New Turrell ‘Skyspace’ planned by Philadelphia Museum of Art

Behind the Philadelphia Museum of Art, overlooking the falls and Fairmount Water Works below, there are two gazebos. Now the museum is proposing installation of a third, 21st century addition to this landscape.

The museum has engaged artist James Turrell to create one of his famed “Skyspace” works for the rugged North Plateau. Philadelphia already has a Turrell Skyspace, built at the new Chestnut Hill Meeting House, which is one of 80 Skyspaces scattered across the globe.

At this early stage the proposal has gone before both the Art Commission and Historical Commission, each granting conceptual approval to the project this month.

Skyspaces are artworks that explore how we perceive light, space, and color, explained Timothy Rub, director of the museum, to both committees.  Their purpose is “exalting the art of perception” bound up in an architectural form, Rub said.

Turrell’s Skyspaces vary in form and scale, but are particularly proportioned rooms, and all have an oculus to the sky. At sunup and sundown they are programmed with a light installation, to be viewed looking skyward, in quiet contemplation.

The design firm KSK is working with the museum on the project, and has developed a design in collaboration with Turrell aiming to be contextual to the site. The museum’s Skyspace would be a minimalist open oval-shaped pavilion, a nod to the existing gazebos nearby, covered with a canopy uplit with LED lighting, which would be most active at dawn and dusk when a lighting program would animate the underside of the canopy for the view skyward. It would accommodate about 24 people on a curved stone bench.

The proposed Skyspace’s interior benches would be sunken into the rocky promontory between the two existing gazebos. KSK’s Philip Scott said he hesitated to compare it to a root canal, but that’s the basic idea, geared at minimizing the impact of the Skyspace while still permitting clear views.

Both commissions asked why this location, in such an iconic landscape at such a highly visible site, was selected.

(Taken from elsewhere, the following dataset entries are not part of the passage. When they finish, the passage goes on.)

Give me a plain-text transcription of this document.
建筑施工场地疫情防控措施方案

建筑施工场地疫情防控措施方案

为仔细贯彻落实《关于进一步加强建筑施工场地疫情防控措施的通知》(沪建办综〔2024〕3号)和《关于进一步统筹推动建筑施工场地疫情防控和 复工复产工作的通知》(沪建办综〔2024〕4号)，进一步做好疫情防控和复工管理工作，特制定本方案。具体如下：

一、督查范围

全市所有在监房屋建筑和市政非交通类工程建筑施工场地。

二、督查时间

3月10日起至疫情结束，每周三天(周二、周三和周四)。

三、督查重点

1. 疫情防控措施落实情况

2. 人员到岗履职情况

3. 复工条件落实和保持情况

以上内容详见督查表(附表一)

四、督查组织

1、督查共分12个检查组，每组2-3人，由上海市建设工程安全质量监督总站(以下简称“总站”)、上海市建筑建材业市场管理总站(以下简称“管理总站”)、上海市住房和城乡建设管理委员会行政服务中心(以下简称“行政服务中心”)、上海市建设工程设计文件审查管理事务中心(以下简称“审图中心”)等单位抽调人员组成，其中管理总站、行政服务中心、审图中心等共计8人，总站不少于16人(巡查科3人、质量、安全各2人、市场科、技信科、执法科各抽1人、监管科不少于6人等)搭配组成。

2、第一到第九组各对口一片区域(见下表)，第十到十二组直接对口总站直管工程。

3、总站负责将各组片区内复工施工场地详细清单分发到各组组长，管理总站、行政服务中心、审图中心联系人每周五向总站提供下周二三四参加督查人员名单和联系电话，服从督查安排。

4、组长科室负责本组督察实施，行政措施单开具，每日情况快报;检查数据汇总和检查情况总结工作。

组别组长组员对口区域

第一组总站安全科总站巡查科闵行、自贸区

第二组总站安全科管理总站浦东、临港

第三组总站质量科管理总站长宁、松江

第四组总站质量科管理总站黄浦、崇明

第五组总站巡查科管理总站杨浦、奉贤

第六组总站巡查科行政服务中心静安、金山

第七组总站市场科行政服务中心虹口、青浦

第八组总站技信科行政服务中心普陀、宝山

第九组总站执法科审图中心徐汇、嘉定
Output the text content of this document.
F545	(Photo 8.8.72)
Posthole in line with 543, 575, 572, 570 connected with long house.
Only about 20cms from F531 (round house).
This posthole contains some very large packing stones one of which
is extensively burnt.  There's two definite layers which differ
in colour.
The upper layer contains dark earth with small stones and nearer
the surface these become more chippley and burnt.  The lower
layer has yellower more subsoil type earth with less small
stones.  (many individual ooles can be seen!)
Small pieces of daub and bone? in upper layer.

Rub said the museum worked with Turrell to consider other sites at the museum, including attic space and an area in the forthcoming new galleries to be built under the steps facing the Parkway. This site was selected in no small part because of its unobstructed view to the sky and its dramatic setting.

The Historical Commission’s Emily Cooperman noted that this is a landscape of extraordinary historic value, which is crucial as context for the two historic sites – the museum and Water Works. The context may be an asset but a Skyspace, she said, is an inward experience. Plus, she argued, the pavilion as presented stands out strongly.

“Its place in this iconic landscape has to be dealt with very carefully,” Cooperman said, adding that concern also placed the concept of liminality into play. How will visitors approach this space, progressing through the landscape?

Historical Commissioner John Mattioni was a lonely voice of dissent, saying the design looked totally out of place and in contrast to the museum’s setting.

Both commissions objected to using a bright white finish for the Skyspace’s components, and asked for more information to understand the impact of the canopy. Could it be colored something other than white? Could it be lit? How visible would it really be from the Schuylkill Expressway side? Could it dissolve? Should it?

Art Commission Chair Alan Greenberger said it was his instinct to try to “subdue” the gazebo’s columns and light ring. He, and other commissioners, questioned how the flow of visitors to this constrained space would be managed.

Rub said the goal would be to make this Skyspace a wonderful addition not just to the museum’s collection but to the landscape of Fairmount Park as well.

Both commissions granted conceptual approval, allowing the proposal to advance in development, and both expect to see more detailed renderings and models as designs progress.